Disruption of the with no lysine kinase-STE20-proline alanine-rich kinase pathway reduces the hypertension induced by angiotensin II

• Published in: Journal of hypertension Vol. 36; no. 2; p. 361
• Main Authors: Cervantes-Perez, Luz G, Castaneda-Bueno, Maria, Jimenez, Jose V, Vazquez, Norma, Rojas-Vega, Lorena, Alessi, Dario R, Bobadilla, Norma A, Gamba, Gerardo
• Format: Journal Article
• Language: English
• Published: England 01.02.2018
• Subjects: Aldosterone - pharmacology; Amiloride - pharmacology; Angiotensin II - pharmacology; Animals; Blood Pressure - drug effects; Diuretics - pharmacology; Epithelial Sodium Channels - metabolism; Gene Knock-In Techniques; Hypertension - chemically induced; Hypertension - metabolism; Male; Mice; Phosphorylation; Protein-Serine-Threonine Kinases - genetics; Protein-Serine-Threonine Kinases - metabolism; Signal Transduction; Sodium Chloride Symporter Inhibitors - pharmacology; Solute Carrier Family 12, Member 3 - metabolism
• ISSN: 1473-5598
• DOI: 10.1097/HJH.0000000000001554

The hypertensive effect of angiotensin II (AngII), a peptide hormone, is dependent on its intrarenal actions and the activation of the renal Na-Cl cotransporter (NCC), by AngII requires integrity of the with no lysine kinase/STE20-proline alanine-rich kinase (WNK/SPAK) signaling pathway.
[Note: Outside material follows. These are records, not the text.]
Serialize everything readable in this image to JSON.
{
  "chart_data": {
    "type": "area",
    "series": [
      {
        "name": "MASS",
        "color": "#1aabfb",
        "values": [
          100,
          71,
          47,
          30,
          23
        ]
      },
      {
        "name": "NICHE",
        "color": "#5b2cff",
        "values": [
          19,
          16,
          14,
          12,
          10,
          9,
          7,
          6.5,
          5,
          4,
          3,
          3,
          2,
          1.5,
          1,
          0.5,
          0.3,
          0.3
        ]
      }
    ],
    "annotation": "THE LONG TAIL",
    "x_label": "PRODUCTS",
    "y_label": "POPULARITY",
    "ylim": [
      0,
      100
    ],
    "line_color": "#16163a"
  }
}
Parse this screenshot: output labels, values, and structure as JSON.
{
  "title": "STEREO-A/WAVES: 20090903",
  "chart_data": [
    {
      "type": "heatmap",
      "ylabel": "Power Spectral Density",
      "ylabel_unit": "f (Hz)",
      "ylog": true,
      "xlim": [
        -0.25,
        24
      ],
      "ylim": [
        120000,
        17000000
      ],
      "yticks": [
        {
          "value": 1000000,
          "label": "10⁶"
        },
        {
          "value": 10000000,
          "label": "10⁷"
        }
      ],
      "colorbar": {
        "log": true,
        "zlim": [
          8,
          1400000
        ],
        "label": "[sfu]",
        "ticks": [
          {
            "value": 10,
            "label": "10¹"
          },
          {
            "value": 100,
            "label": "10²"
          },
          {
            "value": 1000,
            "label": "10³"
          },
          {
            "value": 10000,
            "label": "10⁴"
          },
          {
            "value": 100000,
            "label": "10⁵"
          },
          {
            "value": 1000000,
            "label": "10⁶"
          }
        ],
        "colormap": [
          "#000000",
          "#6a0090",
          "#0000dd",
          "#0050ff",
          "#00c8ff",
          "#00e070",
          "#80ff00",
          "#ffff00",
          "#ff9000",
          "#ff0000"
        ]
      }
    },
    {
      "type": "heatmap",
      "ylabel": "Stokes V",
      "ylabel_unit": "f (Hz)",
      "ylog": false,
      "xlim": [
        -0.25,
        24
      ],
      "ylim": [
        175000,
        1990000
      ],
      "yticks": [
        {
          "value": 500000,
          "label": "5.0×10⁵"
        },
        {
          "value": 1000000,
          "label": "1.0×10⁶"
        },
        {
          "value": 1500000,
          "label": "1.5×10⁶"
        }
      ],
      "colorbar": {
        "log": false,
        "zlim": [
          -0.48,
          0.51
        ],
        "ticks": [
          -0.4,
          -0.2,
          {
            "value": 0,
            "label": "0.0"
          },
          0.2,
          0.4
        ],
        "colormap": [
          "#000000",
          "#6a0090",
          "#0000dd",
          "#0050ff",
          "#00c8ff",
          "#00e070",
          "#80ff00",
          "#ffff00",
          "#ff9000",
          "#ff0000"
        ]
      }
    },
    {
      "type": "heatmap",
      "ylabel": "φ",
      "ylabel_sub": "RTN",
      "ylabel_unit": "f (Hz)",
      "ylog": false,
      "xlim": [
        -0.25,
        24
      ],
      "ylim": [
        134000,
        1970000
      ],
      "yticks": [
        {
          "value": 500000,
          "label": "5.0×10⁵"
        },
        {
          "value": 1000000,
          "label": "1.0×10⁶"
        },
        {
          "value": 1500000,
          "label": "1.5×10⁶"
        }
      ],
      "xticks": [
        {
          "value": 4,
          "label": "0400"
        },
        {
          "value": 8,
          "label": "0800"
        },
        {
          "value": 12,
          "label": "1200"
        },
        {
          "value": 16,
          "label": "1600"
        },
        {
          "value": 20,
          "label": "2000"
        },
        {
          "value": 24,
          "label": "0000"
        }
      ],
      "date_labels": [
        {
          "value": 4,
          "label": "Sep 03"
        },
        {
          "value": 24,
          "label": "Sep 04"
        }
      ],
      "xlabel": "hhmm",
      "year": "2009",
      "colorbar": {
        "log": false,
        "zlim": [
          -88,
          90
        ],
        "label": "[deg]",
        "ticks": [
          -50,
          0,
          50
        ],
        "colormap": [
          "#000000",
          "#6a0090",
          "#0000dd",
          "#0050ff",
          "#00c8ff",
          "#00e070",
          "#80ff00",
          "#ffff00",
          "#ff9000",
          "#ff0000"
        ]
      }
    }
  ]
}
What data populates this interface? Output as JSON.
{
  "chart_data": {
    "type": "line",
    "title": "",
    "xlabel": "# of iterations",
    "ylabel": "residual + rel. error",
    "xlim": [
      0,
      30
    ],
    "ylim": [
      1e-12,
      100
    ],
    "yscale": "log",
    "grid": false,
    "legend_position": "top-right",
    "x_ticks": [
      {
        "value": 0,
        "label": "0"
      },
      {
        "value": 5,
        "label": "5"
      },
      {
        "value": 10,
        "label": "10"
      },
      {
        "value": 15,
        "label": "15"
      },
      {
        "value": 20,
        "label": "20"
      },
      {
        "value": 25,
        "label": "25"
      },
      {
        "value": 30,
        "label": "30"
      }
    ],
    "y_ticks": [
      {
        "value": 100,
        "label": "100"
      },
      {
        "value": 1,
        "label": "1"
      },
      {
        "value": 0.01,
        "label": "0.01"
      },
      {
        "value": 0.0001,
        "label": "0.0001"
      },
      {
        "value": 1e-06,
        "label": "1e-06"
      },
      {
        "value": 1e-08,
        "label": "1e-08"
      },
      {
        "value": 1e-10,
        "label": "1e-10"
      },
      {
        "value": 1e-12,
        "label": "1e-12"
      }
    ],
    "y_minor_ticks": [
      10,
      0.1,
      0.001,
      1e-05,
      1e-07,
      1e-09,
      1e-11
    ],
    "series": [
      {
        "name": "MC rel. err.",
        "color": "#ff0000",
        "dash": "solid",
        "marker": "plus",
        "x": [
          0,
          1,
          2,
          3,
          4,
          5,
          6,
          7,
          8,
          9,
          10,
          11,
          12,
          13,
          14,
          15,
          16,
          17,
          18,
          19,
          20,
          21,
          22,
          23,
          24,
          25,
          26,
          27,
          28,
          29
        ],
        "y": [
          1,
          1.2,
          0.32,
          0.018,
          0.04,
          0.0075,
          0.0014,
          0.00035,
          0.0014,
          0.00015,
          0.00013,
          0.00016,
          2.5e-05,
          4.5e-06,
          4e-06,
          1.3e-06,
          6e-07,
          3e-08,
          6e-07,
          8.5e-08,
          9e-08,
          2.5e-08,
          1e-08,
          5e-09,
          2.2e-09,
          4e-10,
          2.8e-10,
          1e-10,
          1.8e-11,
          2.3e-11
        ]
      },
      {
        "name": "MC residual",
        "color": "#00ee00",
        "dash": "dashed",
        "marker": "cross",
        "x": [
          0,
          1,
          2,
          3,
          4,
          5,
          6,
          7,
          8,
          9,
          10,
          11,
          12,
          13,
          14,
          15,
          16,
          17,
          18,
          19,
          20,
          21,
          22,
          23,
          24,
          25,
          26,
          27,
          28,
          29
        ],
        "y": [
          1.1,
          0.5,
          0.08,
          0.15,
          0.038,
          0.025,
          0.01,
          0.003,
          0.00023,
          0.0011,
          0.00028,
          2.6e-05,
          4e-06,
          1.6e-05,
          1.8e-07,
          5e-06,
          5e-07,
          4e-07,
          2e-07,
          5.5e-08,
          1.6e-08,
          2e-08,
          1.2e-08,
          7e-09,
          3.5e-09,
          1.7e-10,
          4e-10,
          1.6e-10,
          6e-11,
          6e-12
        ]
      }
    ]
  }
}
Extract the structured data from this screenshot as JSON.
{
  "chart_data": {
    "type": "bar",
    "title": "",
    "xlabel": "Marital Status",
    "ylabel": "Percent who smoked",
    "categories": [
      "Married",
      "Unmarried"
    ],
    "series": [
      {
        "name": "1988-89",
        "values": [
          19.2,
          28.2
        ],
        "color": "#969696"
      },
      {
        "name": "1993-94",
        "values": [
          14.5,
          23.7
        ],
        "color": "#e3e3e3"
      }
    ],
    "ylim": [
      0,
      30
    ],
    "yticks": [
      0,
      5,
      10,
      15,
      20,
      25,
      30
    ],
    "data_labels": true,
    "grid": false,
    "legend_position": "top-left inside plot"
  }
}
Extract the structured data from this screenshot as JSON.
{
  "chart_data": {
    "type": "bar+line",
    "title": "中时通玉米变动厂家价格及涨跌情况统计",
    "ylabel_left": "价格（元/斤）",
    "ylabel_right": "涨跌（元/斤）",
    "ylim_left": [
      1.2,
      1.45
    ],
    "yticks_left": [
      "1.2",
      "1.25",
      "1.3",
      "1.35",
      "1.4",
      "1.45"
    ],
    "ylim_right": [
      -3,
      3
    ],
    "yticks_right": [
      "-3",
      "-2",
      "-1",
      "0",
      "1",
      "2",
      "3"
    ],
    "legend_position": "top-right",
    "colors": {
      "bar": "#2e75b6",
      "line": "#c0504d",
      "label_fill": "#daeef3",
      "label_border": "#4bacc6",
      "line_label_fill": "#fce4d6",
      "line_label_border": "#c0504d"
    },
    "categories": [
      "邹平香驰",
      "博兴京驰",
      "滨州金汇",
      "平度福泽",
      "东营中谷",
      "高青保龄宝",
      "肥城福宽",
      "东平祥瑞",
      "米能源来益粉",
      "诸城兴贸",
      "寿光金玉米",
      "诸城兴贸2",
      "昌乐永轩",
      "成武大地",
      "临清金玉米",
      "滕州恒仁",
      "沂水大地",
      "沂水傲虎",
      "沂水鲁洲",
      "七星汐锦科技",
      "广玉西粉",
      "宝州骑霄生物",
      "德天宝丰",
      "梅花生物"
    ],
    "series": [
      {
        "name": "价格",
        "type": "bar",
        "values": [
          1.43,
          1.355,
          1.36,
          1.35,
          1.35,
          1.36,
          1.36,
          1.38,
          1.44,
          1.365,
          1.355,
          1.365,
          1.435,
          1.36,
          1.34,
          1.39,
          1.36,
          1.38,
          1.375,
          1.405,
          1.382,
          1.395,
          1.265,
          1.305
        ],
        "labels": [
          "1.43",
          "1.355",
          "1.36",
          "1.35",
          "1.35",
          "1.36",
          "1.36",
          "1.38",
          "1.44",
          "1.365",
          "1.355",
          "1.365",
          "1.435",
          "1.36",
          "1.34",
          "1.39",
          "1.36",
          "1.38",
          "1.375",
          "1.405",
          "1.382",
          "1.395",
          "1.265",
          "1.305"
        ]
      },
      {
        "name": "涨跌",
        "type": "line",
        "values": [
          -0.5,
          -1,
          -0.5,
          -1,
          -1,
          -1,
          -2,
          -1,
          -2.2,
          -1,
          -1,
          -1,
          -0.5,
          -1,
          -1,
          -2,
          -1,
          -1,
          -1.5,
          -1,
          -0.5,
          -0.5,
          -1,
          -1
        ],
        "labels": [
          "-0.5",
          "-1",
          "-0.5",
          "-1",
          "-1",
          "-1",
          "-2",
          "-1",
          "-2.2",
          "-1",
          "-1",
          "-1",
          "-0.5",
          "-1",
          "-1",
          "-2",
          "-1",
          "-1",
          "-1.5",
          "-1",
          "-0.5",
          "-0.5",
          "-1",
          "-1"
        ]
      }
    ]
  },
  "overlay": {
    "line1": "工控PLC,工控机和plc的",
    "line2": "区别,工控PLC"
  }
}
Here, we analyzed if the integrity of the WNK/SPAK pathway is required for AngII infusion to induce arterial hypertension. We tested the effect of AngII or aldosterone administration on the blood pressure and on pNCC/NCC ratio in SPAK knock-in mice in which the kinase and thus NCC cannot be activated by WNK kinases. AngII or aldosterone was infused at 1440 or 700 μg/kg per day, respectively, for 14 days using osmotic minipumps. The aldosterone-treated mice were exposed to NaCl drinking water (1%) during the hormone administration. The arterial blood pressure was assessed using radiotelemetry. We observed that in the SPAK knock-in mice, the AngII-induced hypertensive effect was significantly reduced and associated with an absence of AngII-induced NCC phosphorylation. In contrast, the hypertensive effect of aldosterone was enhanced and was related with an increased response to amiloride, but not to thiazide-type diuretics, without a significant increase in NCC phosphorylation. Our data suggest that AngII-induced hypertension requires, at least partly, NCC activation via the WNK/SPAK signaling pathway, whereas aldosterone-induced hypertension depends on epithelial sodium channel activation in a WNK/SPAK-independent manner. SPAK knock-in mice emerge as a useful model to distinguish between the effects of AngII and aldosterone on distal nephrons.